Dear Families,
Finding Joy & Releasing Purpose
The school and the culture
separate the head from the body.
They tell the child:
to think without hands,
to do without head,
to listen and not speak,
to understand without joy.
~Loris Malaguzzi
As educators, we often speak of play as “the work of the child.” While this is an accurate and important description in its emphasis on the extent to which play serves a critical purpose for children, well beyond what may be apparent to the observer, it also situates play within a very narrow set of values. When we say that play is important because it is a form of work, we communicate an unspoken belief that time is only well spent when it is spent engaging in a concerted, goal oriented task.
This morning, I walked into a classroom in the midst of a Friday freeze dance party. The children were clearly all teetering between “productive” fun and all out, unbridled silliness. Group dancing was turning into puppy like pile-ups on the rug, and giggles were just beginning to spread with the contagion that every teacher knows signals a tipping point in classroom management, when it will soon become nearly impossible to regain the focus of the group. More often than not, even in a progressive, play based setting, we cut these moments off in the interest of maintaining order. And, of course, this is appropriate much of the time, as we aim for the hum of engaged, purposeful activity in the classroom, which we know most readily facilitates learning and positive collaboration. This is in fact one of the most frequent compliments I hear when touring other educators around our school—that our classrooms feel deeply child centered without feeling chaotic or over stimulating. It takes tremendous teacher skill in setting expectations, attending to the classroom environment, and nurturing of self-regulation and community to establish this calm tone within a setting that intentionally gives over significant agency to children.

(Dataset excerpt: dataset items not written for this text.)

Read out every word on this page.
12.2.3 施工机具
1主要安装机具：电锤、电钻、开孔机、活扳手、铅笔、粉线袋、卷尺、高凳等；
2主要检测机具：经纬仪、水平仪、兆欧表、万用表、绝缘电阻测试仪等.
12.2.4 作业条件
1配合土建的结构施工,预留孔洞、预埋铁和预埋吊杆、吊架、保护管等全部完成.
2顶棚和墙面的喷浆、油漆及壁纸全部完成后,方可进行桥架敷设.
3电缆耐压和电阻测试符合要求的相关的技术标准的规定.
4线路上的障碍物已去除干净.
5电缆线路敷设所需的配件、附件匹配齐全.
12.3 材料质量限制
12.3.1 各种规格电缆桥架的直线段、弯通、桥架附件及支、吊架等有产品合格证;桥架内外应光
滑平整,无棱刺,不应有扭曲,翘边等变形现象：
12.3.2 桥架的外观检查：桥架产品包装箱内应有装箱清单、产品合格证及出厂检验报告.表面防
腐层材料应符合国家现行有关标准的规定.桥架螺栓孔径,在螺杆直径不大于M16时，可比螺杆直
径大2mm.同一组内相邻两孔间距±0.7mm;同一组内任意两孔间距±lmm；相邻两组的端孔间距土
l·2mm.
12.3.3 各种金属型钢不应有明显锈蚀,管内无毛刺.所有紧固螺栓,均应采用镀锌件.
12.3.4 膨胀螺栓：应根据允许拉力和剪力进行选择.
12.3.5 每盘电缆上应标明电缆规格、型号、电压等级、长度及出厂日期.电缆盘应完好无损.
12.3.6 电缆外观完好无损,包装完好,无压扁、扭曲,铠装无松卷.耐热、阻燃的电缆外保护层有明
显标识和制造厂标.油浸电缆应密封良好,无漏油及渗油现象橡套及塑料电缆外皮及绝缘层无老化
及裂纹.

And yet, I was struck this morning by the vital importance of allowing ourselves to embrace moments of abandon from time to time. For while it is essential for children to learn to tolerate and rebound from frustration, and while it is our primary job to create environments in which children are constantly learning and growing, the moments that truly cement community and foster the relationships and the sense of motivation that facilitate learning are often these moments of abandon, in which we feel a sense of deep joy with no apparent purpose. The feeling of pure joy and relief that we all experience when we find ourselves laughing uncontrollably, particularly if we are laughing with friends, fuels us in everything else that we do. It is a reminder that sometimes when we allow ourselves to let go, even briefly, of the pressures of specific goals and ambitions, we are actually reconnected to the deeper purpose that feels most central to our identity.
The play expert, Jill Vialet, says:
“Play matters because it gives us a brief respite from the tyranny of apparent purpose. Play matters because it compels us to choose, to put a stake in the ground and say, ‘I care.’ And in doing that we better come to know ourselves. Play matters because people matter. It reminds us of our interdependence and to really see other people, and in turn to be really and truly seen.”
It is true that not every moment of life or learning is joyful and that the ability to rebound from challenge is a central lesson. It is also true that focus and intentionality are critical components of learning. But when we put the seriousness of grit and ambition above all else and find value only in activities that clearly lead to marked outcomes, we separate the head, the body, and the heart, and we run the risk of forgetting why we are working at all. Moments of pure joy are worth embracing, even when there is no apparent purpose other than pleasure and connection. Joy is the hint of gold in the mud that remind us of who we are and what we have been searching for all along.